Another important part of work focused on the implementation of DS strategy. Although it has been applied in the P300-based BCI systems and significantly reduced the number of stimulating rounds for the output [34
], the implementation of DS faces new challenges in an online SSVEP-based system. First, as illustrated in the introduction, the unfixed stimulating time in the DS situation results in different feelings for users compared with those in FS situation. Therefore, the offline experiment of this study was designed using three kinds of alternant trial length to emulate the unfixed stimulating time in DS situation. This strategy also increased the training samples corresponding to short data length so that guaranteed the accuracies. Second, the online DS requires the system to process the data as quickly as possible. In other words, the system needs higher “temporal resolution” to provide the real-time performance. The resolution Δt
in this study was set at 20 ms, which meant the data transmission and recognition process should be completed in 20 ms. The self-developed amplifier could send the data packet every 4 ms, i.e., the sample point could be obtained by the online program immediately after being collected, while the Neuroscan system sends the data packet every 40 ms according to our previous testing. Hence, the dedicated amplifier provided flexible temporal resolution to enhance the real-time performance. As for the data processing, it is of great importance to assess the execution time of the program before experiment. It is known that the MATLAB used in many BCI applications is a kind of interpreted language. The code execution efficiency is limited to some degree compared with the compiled language, especially for the looping structure. The recognition of SSVEP-based BCIs contains lots of loops, e.g., the calculation of correlation coefficients contains 40 (frequencies) × 8 (bands) = 320 loops in this study. The three key procedures of recognition consumed nearly 20 ms in total using the MATLAB program (Figure 8
). If considering the other procedures, the run time would exceed Δt
when executed in MATLAB, and the accumulation of the delay might collapse the system. This study reprogrammed the key procedures with C++ and compiled them into MATLAB executable files. The run time was reduced to 4.76 ms on average, which was far less than the MATLAB program. In future works, the calculation could be further accelerated with multiple threads or dedicated processors such as field programmable gate arrays (FPGAs); thus, improving the temporal resolution for higher real-time performance.

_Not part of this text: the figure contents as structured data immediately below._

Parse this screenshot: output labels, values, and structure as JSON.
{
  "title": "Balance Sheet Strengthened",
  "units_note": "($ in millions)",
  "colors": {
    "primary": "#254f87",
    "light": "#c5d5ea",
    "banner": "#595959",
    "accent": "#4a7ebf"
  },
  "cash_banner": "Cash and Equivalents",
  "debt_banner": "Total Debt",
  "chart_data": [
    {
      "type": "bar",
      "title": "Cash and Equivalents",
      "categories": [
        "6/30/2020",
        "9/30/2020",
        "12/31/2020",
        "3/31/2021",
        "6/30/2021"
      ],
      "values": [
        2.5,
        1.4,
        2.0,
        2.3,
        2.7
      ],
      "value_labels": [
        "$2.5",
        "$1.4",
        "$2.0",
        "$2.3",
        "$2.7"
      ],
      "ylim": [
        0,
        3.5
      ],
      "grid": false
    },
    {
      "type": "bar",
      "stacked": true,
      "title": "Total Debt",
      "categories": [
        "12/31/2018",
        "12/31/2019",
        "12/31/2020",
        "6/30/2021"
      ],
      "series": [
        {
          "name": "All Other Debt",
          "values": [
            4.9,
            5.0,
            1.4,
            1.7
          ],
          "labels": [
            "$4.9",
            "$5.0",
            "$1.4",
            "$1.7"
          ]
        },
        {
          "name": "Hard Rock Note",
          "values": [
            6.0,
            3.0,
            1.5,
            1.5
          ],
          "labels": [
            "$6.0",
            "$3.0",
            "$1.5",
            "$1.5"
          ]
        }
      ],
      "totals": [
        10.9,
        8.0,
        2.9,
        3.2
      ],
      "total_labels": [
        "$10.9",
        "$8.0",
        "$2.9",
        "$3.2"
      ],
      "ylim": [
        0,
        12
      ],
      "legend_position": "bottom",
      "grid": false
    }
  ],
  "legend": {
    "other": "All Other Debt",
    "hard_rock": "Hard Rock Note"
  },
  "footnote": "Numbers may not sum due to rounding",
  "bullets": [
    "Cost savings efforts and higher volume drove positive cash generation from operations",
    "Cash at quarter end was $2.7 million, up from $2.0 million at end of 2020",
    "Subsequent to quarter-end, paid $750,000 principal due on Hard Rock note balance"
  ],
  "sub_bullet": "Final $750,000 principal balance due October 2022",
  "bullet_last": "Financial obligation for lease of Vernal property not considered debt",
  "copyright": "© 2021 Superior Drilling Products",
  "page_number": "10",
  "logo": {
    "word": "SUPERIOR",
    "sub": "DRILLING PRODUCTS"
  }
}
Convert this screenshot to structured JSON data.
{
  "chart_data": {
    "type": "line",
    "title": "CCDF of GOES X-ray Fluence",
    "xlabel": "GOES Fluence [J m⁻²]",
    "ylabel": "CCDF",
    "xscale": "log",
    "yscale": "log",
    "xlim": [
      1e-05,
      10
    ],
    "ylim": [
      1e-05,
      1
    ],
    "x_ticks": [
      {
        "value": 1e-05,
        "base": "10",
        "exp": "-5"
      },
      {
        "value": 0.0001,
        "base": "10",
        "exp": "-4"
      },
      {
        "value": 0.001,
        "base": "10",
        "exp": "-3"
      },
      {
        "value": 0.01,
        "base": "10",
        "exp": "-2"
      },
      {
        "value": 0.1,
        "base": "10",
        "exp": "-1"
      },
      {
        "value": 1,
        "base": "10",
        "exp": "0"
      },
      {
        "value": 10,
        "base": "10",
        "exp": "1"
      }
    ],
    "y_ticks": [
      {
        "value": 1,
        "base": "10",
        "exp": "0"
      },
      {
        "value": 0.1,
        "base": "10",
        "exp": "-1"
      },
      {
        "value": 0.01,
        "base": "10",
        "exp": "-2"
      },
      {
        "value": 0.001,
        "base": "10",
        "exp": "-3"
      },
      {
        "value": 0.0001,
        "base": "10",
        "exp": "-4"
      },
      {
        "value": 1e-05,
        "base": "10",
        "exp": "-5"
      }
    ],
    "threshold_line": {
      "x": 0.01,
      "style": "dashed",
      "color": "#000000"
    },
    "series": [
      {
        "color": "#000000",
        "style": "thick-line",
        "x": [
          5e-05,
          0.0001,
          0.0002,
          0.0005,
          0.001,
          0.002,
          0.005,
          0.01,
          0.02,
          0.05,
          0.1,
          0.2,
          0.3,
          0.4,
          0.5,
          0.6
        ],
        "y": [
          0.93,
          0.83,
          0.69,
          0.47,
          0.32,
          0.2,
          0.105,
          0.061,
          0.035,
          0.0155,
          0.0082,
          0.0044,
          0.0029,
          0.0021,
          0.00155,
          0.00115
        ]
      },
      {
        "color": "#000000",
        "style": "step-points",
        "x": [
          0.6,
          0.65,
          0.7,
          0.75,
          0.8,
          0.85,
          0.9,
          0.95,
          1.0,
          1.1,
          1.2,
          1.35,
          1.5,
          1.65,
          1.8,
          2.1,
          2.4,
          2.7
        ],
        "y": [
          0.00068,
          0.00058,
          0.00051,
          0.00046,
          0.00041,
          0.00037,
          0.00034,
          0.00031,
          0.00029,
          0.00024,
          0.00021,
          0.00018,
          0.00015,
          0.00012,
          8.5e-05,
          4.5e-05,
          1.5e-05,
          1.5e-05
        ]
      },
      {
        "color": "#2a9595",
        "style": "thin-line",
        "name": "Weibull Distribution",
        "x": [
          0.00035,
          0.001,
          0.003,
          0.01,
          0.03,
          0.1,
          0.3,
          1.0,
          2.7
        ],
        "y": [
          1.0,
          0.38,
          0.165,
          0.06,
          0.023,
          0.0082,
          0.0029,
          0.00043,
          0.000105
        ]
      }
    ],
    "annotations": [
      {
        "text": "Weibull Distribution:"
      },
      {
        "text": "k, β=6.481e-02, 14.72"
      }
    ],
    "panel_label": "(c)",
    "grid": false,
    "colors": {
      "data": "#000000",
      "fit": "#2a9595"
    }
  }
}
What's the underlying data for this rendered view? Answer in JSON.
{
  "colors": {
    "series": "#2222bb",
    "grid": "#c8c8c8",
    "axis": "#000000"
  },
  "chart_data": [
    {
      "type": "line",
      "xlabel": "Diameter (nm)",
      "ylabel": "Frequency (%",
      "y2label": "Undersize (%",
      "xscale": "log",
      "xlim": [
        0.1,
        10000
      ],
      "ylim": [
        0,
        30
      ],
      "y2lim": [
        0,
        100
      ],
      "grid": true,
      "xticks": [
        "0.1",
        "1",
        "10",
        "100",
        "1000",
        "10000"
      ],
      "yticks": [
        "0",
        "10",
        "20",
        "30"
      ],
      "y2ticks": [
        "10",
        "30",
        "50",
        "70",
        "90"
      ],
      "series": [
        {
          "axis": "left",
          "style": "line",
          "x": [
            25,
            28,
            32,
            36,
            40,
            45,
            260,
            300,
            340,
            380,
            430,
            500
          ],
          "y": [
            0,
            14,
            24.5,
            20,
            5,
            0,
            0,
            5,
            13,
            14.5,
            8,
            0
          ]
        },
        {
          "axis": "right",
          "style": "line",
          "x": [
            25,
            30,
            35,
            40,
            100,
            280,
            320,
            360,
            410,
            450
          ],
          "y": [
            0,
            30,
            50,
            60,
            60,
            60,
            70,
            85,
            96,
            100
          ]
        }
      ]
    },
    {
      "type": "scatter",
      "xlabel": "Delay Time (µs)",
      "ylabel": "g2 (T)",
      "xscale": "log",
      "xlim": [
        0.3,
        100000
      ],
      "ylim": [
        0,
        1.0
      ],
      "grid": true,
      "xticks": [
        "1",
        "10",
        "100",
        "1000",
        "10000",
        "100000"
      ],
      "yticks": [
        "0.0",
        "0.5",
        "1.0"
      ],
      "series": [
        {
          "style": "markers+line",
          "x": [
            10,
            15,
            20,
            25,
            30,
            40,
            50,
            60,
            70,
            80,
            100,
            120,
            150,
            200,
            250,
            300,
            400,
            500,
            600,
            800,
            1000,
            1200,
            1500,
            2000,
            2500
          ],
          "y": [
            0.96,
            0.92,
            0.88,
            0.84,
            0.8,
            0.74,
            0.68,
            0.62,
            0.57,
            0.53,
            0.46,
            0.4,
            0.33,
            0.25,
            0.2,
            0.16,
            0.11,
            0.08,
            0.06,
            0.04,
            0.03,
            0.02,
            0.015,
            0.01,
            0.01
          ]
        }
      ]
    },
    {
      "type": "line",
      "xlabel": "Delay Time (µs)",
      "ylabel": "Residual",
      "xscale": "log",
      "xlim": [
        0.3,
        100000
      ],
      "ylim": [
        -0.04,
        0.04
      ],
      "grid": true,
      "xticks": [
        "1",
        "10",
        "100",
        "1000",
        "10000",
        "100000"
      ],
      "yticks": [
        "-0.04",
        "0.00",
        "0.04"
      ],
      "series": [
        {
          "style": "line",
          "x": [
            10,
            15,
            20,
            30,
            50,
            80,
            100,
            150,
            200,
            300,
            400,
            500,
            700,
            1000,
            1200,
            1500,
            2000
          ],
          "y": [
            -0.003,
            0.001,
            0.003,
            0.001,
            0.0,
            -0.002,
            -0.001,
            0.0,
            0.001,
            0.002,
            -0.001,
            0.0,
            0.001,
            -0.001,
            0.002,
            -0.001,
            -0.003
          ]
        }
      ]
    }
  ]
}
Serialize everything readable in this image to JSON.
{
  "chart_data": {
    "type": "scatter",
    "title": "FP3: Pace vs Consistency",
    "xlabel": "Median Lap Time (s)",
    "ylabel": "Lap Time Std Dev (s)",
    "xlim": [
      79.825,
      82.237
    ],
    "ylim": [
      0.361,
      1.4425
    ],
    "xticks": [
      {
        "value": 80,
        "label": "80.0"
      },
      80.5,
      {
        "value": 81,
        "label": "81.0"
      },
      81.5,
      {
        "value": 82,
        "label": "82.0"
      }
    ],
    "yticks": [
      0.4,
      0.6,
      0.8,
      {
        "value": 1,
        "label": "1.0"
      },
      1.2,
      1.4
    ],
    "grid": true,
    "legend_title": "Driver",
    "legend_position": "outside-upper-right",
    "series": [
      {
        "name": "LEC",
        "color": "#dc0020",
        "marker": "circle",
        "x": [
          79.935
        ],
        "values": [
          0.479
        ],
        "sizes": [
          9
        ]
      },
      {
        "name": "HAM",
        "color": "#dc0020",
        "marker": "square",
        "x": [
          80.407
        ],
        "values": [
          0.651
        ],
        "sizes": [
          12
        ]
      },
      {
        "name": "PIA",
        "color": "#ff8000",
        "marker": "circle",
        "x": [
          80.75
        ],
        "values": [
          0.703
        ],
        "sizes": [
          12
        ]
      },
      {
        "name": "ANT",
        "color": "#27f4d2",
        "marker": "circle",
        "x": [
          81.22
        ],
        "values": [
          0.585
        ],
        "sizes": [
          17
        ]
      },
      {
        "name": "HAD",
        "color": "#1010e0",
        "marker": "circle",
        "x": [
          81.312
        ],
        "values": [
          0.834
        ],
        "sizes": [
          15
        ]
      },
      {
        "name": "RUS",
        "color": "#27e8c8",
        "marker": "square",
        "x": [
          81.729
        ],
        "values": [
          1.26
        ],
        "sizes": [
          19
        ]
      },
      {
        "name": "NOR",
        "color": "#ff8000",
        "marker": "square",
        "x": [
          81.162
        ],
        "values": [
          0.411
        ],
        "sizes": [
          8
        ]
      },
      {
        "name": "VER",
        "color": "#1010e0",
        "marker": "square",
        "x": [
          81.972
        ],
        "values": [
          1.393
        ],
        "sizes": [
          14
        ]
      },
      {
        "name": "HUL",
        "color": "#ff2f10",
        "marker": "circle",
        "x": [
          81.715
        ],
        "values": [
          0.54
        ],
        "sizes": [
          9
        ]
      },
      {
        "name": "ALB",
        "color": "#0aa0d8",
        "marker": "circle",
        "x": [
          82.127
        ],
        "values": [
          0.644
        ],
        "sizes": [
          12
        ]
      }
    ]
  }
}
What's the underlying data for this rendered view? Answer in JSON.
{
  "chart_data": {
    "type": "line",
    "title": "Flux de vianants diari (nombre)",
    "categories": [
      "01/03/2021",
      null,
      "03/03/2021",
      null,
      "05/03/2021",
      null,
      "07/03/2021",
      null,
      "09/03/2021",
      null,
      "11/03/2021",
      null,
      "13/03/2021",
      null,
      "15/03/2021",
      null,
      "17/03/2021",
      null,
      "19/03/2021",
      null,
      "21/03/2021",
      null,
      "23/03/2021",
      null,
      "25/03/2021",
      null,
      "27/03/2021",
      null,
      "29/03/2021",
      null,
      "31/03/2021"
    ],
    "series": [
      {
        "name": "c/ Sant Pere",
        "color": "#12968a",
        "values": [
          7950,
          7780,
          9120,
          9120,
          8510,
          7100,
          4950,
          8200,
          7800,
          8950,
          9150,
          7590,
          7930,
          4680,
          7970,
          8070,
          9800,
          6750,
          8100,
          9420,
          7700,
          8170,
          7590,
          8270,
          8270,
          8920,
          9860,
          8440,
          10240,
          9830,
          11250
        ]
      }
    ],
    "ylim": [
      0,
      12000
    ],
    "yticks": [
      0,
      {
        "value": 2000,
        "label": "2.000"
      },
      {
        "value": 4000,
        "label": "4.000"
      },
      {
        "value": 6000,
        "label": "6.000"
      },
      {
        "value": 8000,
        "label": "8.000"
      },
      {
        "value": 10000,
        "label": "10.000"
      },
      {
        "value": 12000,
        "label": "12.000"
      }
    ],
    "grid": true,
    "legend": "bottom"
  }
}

Considering that the lab-assembled EEG device and the non-zero-phase filtering might put an impact on the classification accuracy, we modified the TRCA spatial filter by subtracting covariance of other frequencies from the current frequency, which could reduce the interference of irrelevant information. This modification obtained significantly higher ITRs than those of TRCA and S8 achieved a highest ITR of 420.2 bits/min, which is the highest online ITR for SSVEP-based BCI to our knowledge.
Despite the various measures towards a practical SSVEP-BCI conducted in this study, it should be noted that more aspects need to be considered in future work. One of the most important issues is about analyzing the experience of the users from the perspective of psychology. For example, could a patient with physical impairments accept such a system [44
]? Could the users adapt to this system as it works at a very high speed? If the system output several incorrect results, could the users avoid negative emotion and continue focusing on the intended command [46
]? If not, there might be more and more wrong outputs and the human–computer system would collapse. As the AI has caused some ethical problems [47
], the BCI might face similar situation someday. Such problems have not got enough attention to our knowledge. In future developments, it might be better to design some psychological programs for users such as a questionnaire or an interview about their feeling about the system, and to personalized optimize the system configuration so as to make the users work with the BCIs comfortably and efficiently.